Let me quote from the Bulletin:
"I had a brilliant oncologist say to me, 'Don, you
have to understand: 20 years ago, before mammography, I'd see a patient with
breast cancer, and 5 years later she was dead. Now, I see breast cancer
patients, and 15 years later they're still coming back, they haven't recurred;
it's obvious that screening has done wonders,'" he recounted. "And I
had to say no—that biases could completely explain the difference between the
two [groups of patients]."
There is a problem here. If the oncologist still sees
patients after 15 years then somehow we have managed to accomplish something.
After all in prior days the patient was seen at the point of massive tumor load
and significant metastasis. We again are comparing apples to oranges.
Now let us step aside and consider three cancers and the
screening issues.
1. Melanoma: Anyone familiar with melanoma knows that
screening does work. If we waited for the patients to come with a bleeding
lesion then most likely we would have a greater mortality rate. There is the
question of increased incidence and its relationship to increased screening,
but melanoma is one of those cancers that just have no indolent form. It is
plain and simple a killer and one can deduce that the increased incidence is
due to increased exogenous factors such as sun exposure, just look at
Australia. Now if we were to screen, especially those of increased risk (family
history, number nevi, sun exposure etc) using dermoscopy, and remove promptly
and effectively all suspect lesions, then it can be argued that we can reduce
the mortality substantially. Not just 5 year survival, but actual mortality due
to that specific melanoma.
2. Prostate: This is often the hot potato of screening. The
reason is, the opposition argues, that if biopsy is required, that it is
uncomfortable and there may be some limited morbidity.
The author states:
The extreme example of length bias is overdiagnosis,
where a slow-growing cancer found by screening never would have caused harm or
required treatment during a patient's lifetime. Because of overdiagnosis, the
number of cancers found at an earlier stage is also an inaccurate measure of whether
a screening test can save lives. (See the graphic on the left for further
explanation.)
The effects of overdiagnosis are usually not as extreme
in real life as in the worst-case scenario shown in the graphic; many cancers
detected by screening tests do need to be treated. But some do not. For
example, recent studies have estimated that 15 to 25 percent of screen-detected
breast cancers and 20 to 70 percent of screen-detected prostate cancers are
overdiagnosed.
The problem, however, is that we do not know the slow
growing from the virulent forms. We do not have genetic markers that tell is
that a Gleason 6 will become metastatic in 6 weeks while the Gleason 8 is going
nowhere. This is the fatal flaw in her second analysis. It assumes we know
indolent from aggressive, we just do not, until after the fact. Thus we treat
all as aggressive, which albeit costly may be in the end efficacious to saving
lives. Yet again we let the decision be an informed patient decision.

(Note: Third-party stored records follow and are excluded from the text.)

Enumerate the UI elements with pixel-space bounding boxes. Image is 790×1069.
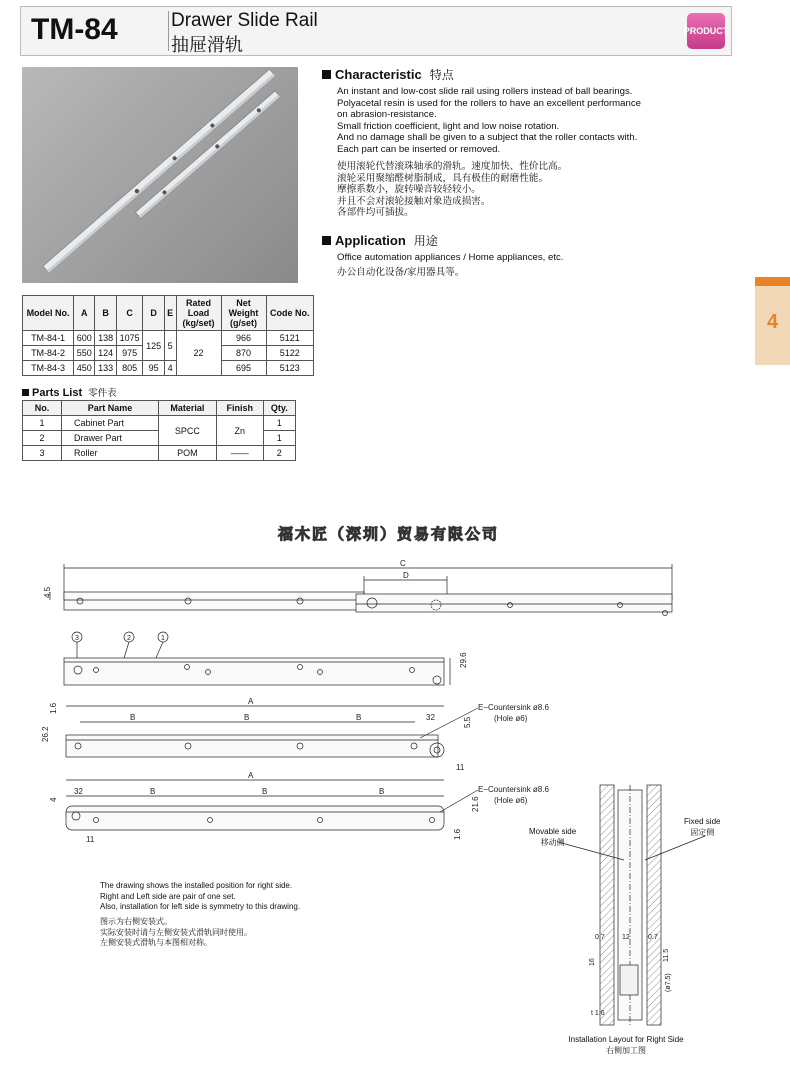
dim-12-label: 12 (622, 934, 630, 941)
title-en: Drawer Slide Rail (171, 10, 318, 31)
cell: 1 (263, 431, 295, 446)
dim-d-label: D (403, 571, 409, 580)
cell: 975 (116, 346, 143, 361)
movable-side-en: Movable side (529, 827, 577, 836)
text-line: 各部件均可插拔。 (337, 207, 414, 219)
text-line: An instant and low-cost slide rail using rollers instead of ball bearings. (337, 86, 633, 97)
install-caption-zh: 右侧加工图 (606, 1045, 646, 1055)
cell: SPCC (159, 416, 217, 446)
text-line: Each part can be inserted or removed. (337, 143, 501, 155)
table-header-row (23, 401, 296, 416)
callout-3: 3 (75, 635, 79, 642)
table-header-row (23, 296, 314, 331)
install-caption-en: Installation Layout for Right Side (568, 1035, 684, 1044)
text-line: Small friction coefficient, light and low noise rotation. (337, 120, 560, 132)
cell: 805 (116, 361, 143, 376)
text-line: 并且不会对滚轮接触对象造成损害。 (337, 195, 491, 207)
dim-07-label: 0.7 (648, 934, 658, 941)
dim-t16-label: t 1.6 (591, 1010, 605, 1017)
cell: 5123 (266, 361, 313, 376)
cell: 22 (176, 331, 221, 376)
callout-2: 2 (127, 635, 131, 642)
col-net-weight: Net Weight (g/set) (221, 296, 266, 331)
table-row (23, 361, 314, 376)
note-line: Also, installation for left side is symmetry to this drawing. (100, 902, 301, 911)
cell: 95 (143, 361, 164, 376)
characteristic-title: Characteristic (335, 67, 422, 82)
col-no: No. (23, 401, 62, 416)
dim-b-label: B (150, 787, 156, 796)
cell: Zn (216, 416, 263, 446)
note-line: The drawing shows the installed position for right side. (100, 881, 293, 890)
product-badge: PRODUCT (687, 13, 725, 49)
drawing-notes-en (100, 881, 300, 913)
cell: Cabinet Part (62, 416, 159, 431)
text-line: 使用滚轮代替滚珠轴承的滑轨。速度加快、性价比高。 (337, 161, 568, 172)
dim-b-label: B (379, 787, 385, 796)
col-finish: Finish (216, 401, 263, 416)
side-view (64, 632, 468, 685)
characteristic-en (337, 86, 667, 156)
header (20, 6, 732, 56)
fixed-side-zh: 固定侧 (690, 827, 715, 837)
cell: Drawer Part (62, 431, 159, 446)
dim-32-label: 32 (426, 713, 435, 722)
square-bullet-icon (322, 70, 331, 79)
spec-table (22, 295, 314, 376)
title-zh: 抽屉滑轨 (171, 35, 243, 55)
dim-75-label: (ø7.5) (665, 973, 672, 992)
product-photo (22, 67, 298, 283)
dim-b-label: B (356, 713, 362, 722)
cell: 5122 (266, 346, 313, 361)
dim-a-label: A (248, 771, 254, 780)
cell: 3 (23, 446, 62, 461)
chapter-tab (755, 277, 790, 365)
col-material: Material (159, 401, 217, 416)
parts-list-title: Parts List (32, 387, 83, 399)
hole-note: (Hole ø6) (494, 796, 528, 805)
parts-list-heading (22, 385, 117, 399)
cell: 870 (221, 346, 266, 361)
dim-115-label: 11.5 (663, 948, 670, 962)
col-a: A (74, 296, 95, 331)
header-divider (168, 11, 169, 51)
dim-11-label: 11 (456, 763, 465, 772)
dim-16-label: 1.6 (49, 702, 58, 714)
cell: 550 (74, 346, 95, 361)
cell: POM (159, 446, 217, 461)
cell: 133 (95, 361, 116, 376)
chapter-number: 4 (766, 311, 779, 333)
cell: 2 (263, 446, 295, 461)
dim-b-label: B (130, 713, 136, 722)
cell: Roller (62, 446, 159, 461)
cell: —— (216, 446, 263, 461)
countersink-note: E−Countersink ø8.6 (478, 785, 549, 794)
dim-216-label: 21.6 (471, 796, 480, 812)
col-b: B (95, 296, 116, 331)
characteristic-heading (322, 66, 454, 83)
tab-accent-bar (755, 277, 790, 286)
fixed-side-en: Fixed side (684, 817, 721, 826)
dim-55-label: 5.5 (463, 716, 472, 728)
dim-16b-label: 16 (589, 958, 596, 966)
countersink-note: E−Countersink ø8.6 (478, 703, 549, 712)
cell: 2 (23, 431, 62, 446)
note-line: 左侧安装式滑轨与本图相对称。 (100, 938, 212, 947)
dim-11-label: 11 (86, 835, 95, 844)
application-heading (322, 232, 438, 249)
dim-a-label: A (248, 697, 254, 706)
table-row (23, 331, 314, 346)
col-code: Code No. (266, 296, 313, 331)
dim-b-label: B (244, 713, 250, 722)
slide-rail-photo-icon (22, 67, 298, 283)
table-row (23, 416, 296, 431)
cell: 138 (95, 331, 116, 346)
cell: 695 (221, 361, 266, 376)
dim-b-label: B (262, 787, 268, 796)
cell: 125 (143, 331, 164, 361)
col-qty: Qty. (263, 401, 295, 416)
col-rated-load: Rated Load (kg/set) (176, 296, 221, 331)
characteristic-title-zh: 特点 (429, 68, 454, 82)
col-part-name: Part Name (62, 401, 159, 416)
callout-1: 1 (161, 635, 165, 642)
table-row (23, 446, 296, 461)
dim-296-label: 29.6 (459, 652, 468, 668)
dim-c-label: C (400, 559, 406, 568)
movable-side-zh: 移动侧 (540, 837, 565, 847)
drawing-notes-zh (100, 917, 252, 949)
dim-4-label: 4 (49, 797, 58, 802)
square-bullet-icon (22, 389, 29, 396)
dim-07-label: 0.7 (595, 934, 605, 941)
dim-16-label: 1.6 (453, 828, 462, 840)
cell: 1 (23, 416, 62, 431)
fixed-side-label (684, 817, 720, 838)
cabinet-part-view (41, 697, 549, 772)
cell: 4 (164, 361, 176, 376)
note-line: Right and Left side are pair of one set. (100, 891, 236, 901)
parts-table (22, 400, 296, 461)
note-line: 图示为右侧安装式。 (100, 917, 172, 926)
col-e: E (164, 296, 176, 331)
company-watermark: 福木匠（深圳）贸易有限公司 (278, 525, 500, 543)
cell: TM-84-3 (23, 361, 74, 376)
cell: 450 (74, 361, 95, 376)
cell: 5 (164, 331, 176, 361)
application-en: Office automation appliances / Home appliances, etc. (337, 252, 564, 263)
movable-side-label (529, 827, 576, 848)
dim-45-label: 4.5 (43, 586, 52, 598)
cell: TM-84-1 (23, 331, 74, 346)
application-title-zh: 用途 (413, 234, 438, 248)
square-bullet-icon (322, 236, 331, 245)
text-line: And no damage shall be given to a subject that the roller contacts with. (337, 132, 638, 144)
application-zh: 办公自动化设备/家用器具等。 (337, 267, 465, 278)
cell: 124 (95, 346, 116, 361)
col-model: Model No. (23, 296, 74, 331)
cell: 5121 (266, 331, 313, 346)
install-caption (565, 1035, 687, 1056)
dim-262-label: 26.2 (41, 726, 50, 742)
col-d: D (143, 296, 164, 331)
cell: 1075 (116, 331, 143, 346)
note-line: 实际安装时请与左侧安装式滑轨同时使用。 (100, 927, 252, 937)
text-line: 滚轮采用聚缩醛树脂制成，具有极佳的耐磨性能。 (337, 172, 549, 184)
text-line: on abrasion-resistance. (337, 109, 437, 121)
installation-layout (558, 785, 705, 1025)
cell: 1 (263, 416, 295, 431)
text-line: 摩擦系数小，旋转噪音较轻较小。 (337, 184, 481, 196)
text-line: Polyacetal resin is used for the rollers to have an excellent performance (337, 97, 641, 109)
cell: 600 (74, 331, 95, 346)
cell: TM-84-2 (23, 346, 74, 361)
model-title: TM-84 (31, 13, 118, 46)
technical-drawing (0, 550, 790, 1060)
characteristic-zh (337, 161, 667, 219)
parts-list-title-zh: 零件表 (88, 388, 117, 399)
drawer-part-view (49, 771, 549, 844)
assembled-rail-view (43, 559, 672, 616)
col-c: C (116, 296, 143, 331)
hole-note: (Hole ø6) (494, 714, 528, 723)
cell: 966 (221, 331, 266, 346)
dim-32-label: 32 (74, 787, 83, 796)
application-title: Application (335, 233, 406, 248)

3. Colon: The question here is; what of colonoscopies? Clearly
here we have often slowly growing tumors, starting with adenomas and slowly
developing into invasive cancers. Removal of adenomas is an almost certain guarantee
of non-progression to a cancer. The data seem to demonstrate a saving of lives.

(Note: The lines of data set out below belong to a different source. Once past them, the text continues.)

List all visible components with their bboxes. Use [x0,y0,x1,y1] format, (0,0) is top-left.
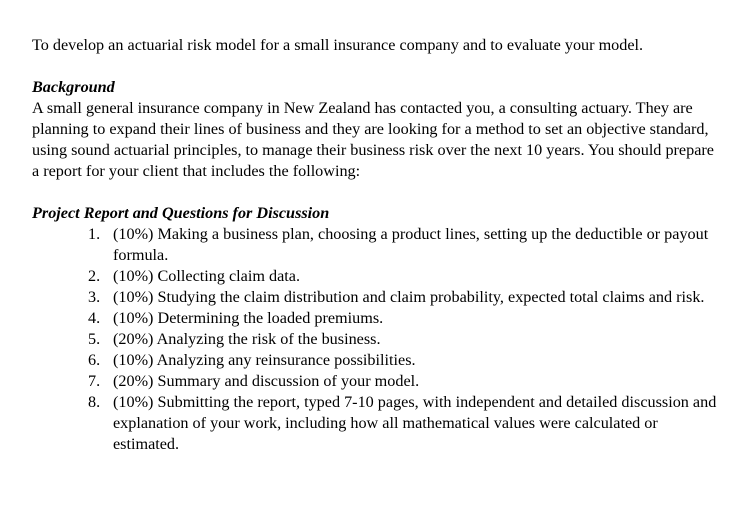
background-section [32,77,722,182]
list-item-text: (10%) Submitting the report, typed 7-10 pages, with independent and detailed discussion and explanation of your work, including how all mathematical values were calculated or estimated. [113,393,717,453]
list-item-text: (10%) Collecting claim data. [113,267,300,285]
project-item-list [32,224,722,455]
list-item-text: (10%) Making a business plan, choosing a product lines, setting up the deductible or payout formula. [113,225,709,264]
list-item-number: 4. [88,309,101,327]
project-section [32,203,722,455]
list-item-number: 6. [88,351,101,369]
list-item-text: (10%) Studying the claim distribution and claim probability, expected total claims and risk. [113,288,705,306]
background-heading: Background [32,78,115,96]
list-item [32,371,722,392]
list-item-text: (20%) Summary and discussion of your model. [113,372,420,390]
list-item [32,350,722,371]
list-item [32,266,722,287]
list-item-text: (10%) Analyzing any reinsurance possibilities. [113,351,416,369]
list-item-text: (20%) Analyzing the risk of the business. [113,330,381,348]
list-item-number: 1. [88,225,101,243]
list-item-number: 8. [88,393,101,411]
list-item [32,329,722,350]
list-item-number: 3. [88,288,101,306]
intro-paragraph: To develop an actuarial risk model for a small insurance company and to evaluate your model. [32,36,644,54]
background-paragraph: A small general insurance company in New Zealand has contacted you, a consulting actuary. They are planning to expand their lines of business and they are looking for a method to set an objective standard, using sound actuarial principles, to manage their business risk over the next 10 years. You should prepare a report for your client that includes the following: [32,99,714,180]
list-item-text: (10%) Determining the loaded premiums. [113,309,384,327]
list-item [32,287,722,308]
project-heading: Project Report and Questions for Discussion [32,204,330,222]
document-page [32,35,722,455]
list-item-number: 5. [88,330,101,348]
list-item [32,224,722,266]
list-item [32,392,722,455]
list-item-number: 2. [88,267,101,285]
list-item [32,308,722,329]
list-item-number: 7. [88,372,101,390]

The procedure is invasive, and at times costly, with small but existing
morbidity factors. Should we ban this also?
Now the issue is; what should be the proper questions?

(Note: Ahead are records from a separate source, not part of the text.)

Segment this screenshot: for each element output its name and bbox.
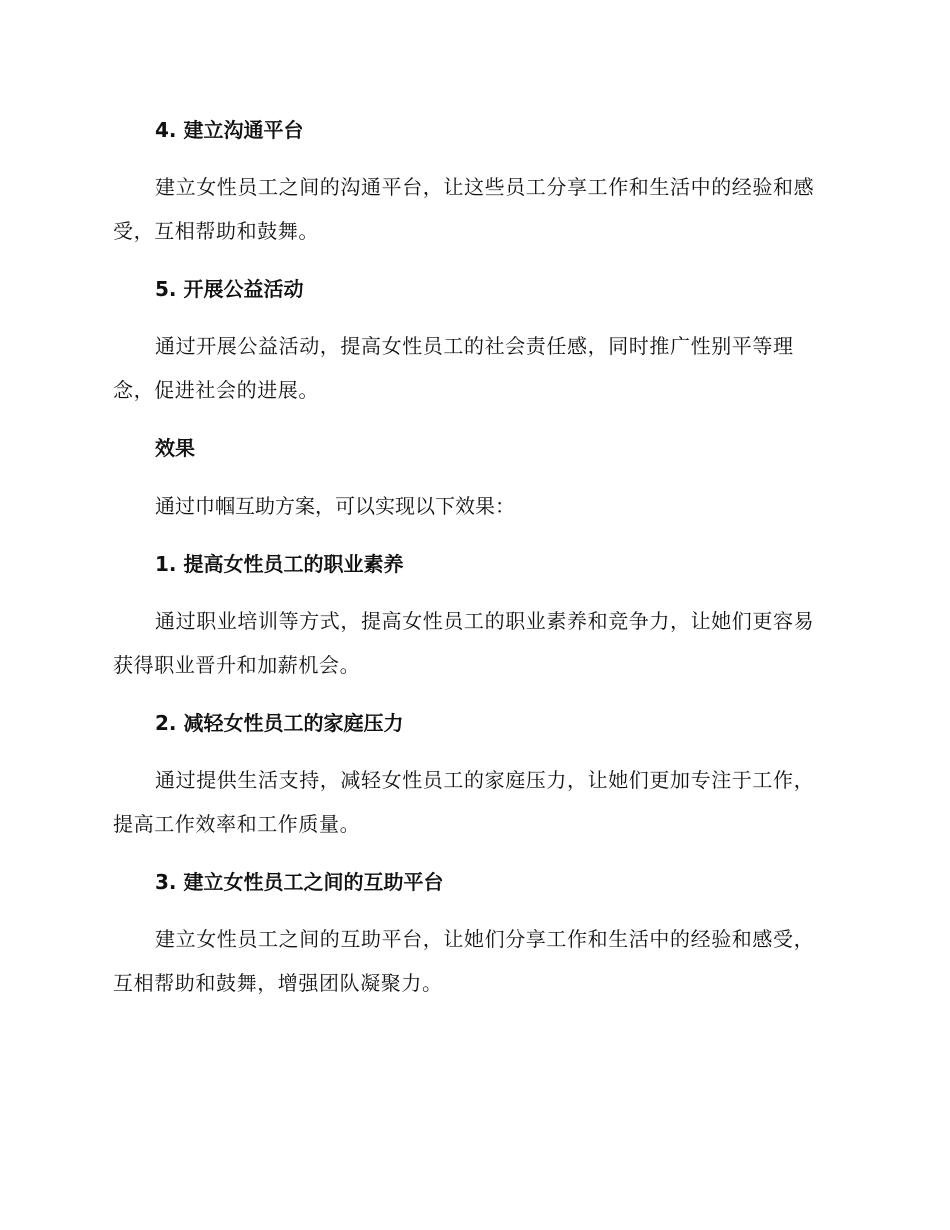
effect-body-mutual-aid-platform: 建立女性员工之间的互助平台，让她们分享工作和生活中的经验和感受，互相帮助和鼓舞，增强团队凝聚力。 [113,927,815,995]
section-body-communication-platform: 建立女性员工之间的沟通平台，让这些员工分享工作和生活中的经验和感受，互相帮助和鼓舞。 [113,175,815,243]
section-heading-public-welfare: 5. 开展公益活动 [155,277,304,301]
section-body-public-welfare: 通过开展公益活动，提高女性员工的社会责任感，同时推广性别平等理念，促进社会的进展。 [113,334,794,402]
section-heading-communication-platform: 4. 建立沟通平台 [155,118,304,142]
effect-heading-professional-quality: 1. 提高女性员工的职业素养 [155,552,404,576]
effects-intro: 通过巾帼互助方案，可以实现以下效果： [155,494,515,518]
effect-heading-family-pressure: 2. 减轻女性员工的家庭压力 [155,711,404,735]
effects-heading: 效果 [155,436,195,460]
effect-heading-mutual-aid-platform: 3. 建立女性员工之间的互助平台 [155,870,444,894]
effect-body-professional-quality: 通过职业培训等方式，提高女性员工的职业素养和竞争力，让她们更容易获得职业晋升和加薪机会。 [113,609,815,677]
effect-body-family-pressure: 通过提供生活支持，减轻女性员工的家庭压力，让她们更加专注于工作，提高工作效率和工作质量。 [113,768,815,836]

Namely, should we continue to do 5 year survival? More importantly should we
even start down the road of denying efficacy if we do not have enough
information? Again consider prostate cancer. We do not know how to tell
aggressive from indolent, so should we just stop PSA testing? PSA testing helps
for the aggressive group, albeit a small but unidentifiable sample.
I suggest stepping back and looking at the questions. The
author in her presentation I believe makes a strong argument for it, not by
what she understood and said, but what was clearly not understood and left unsaid.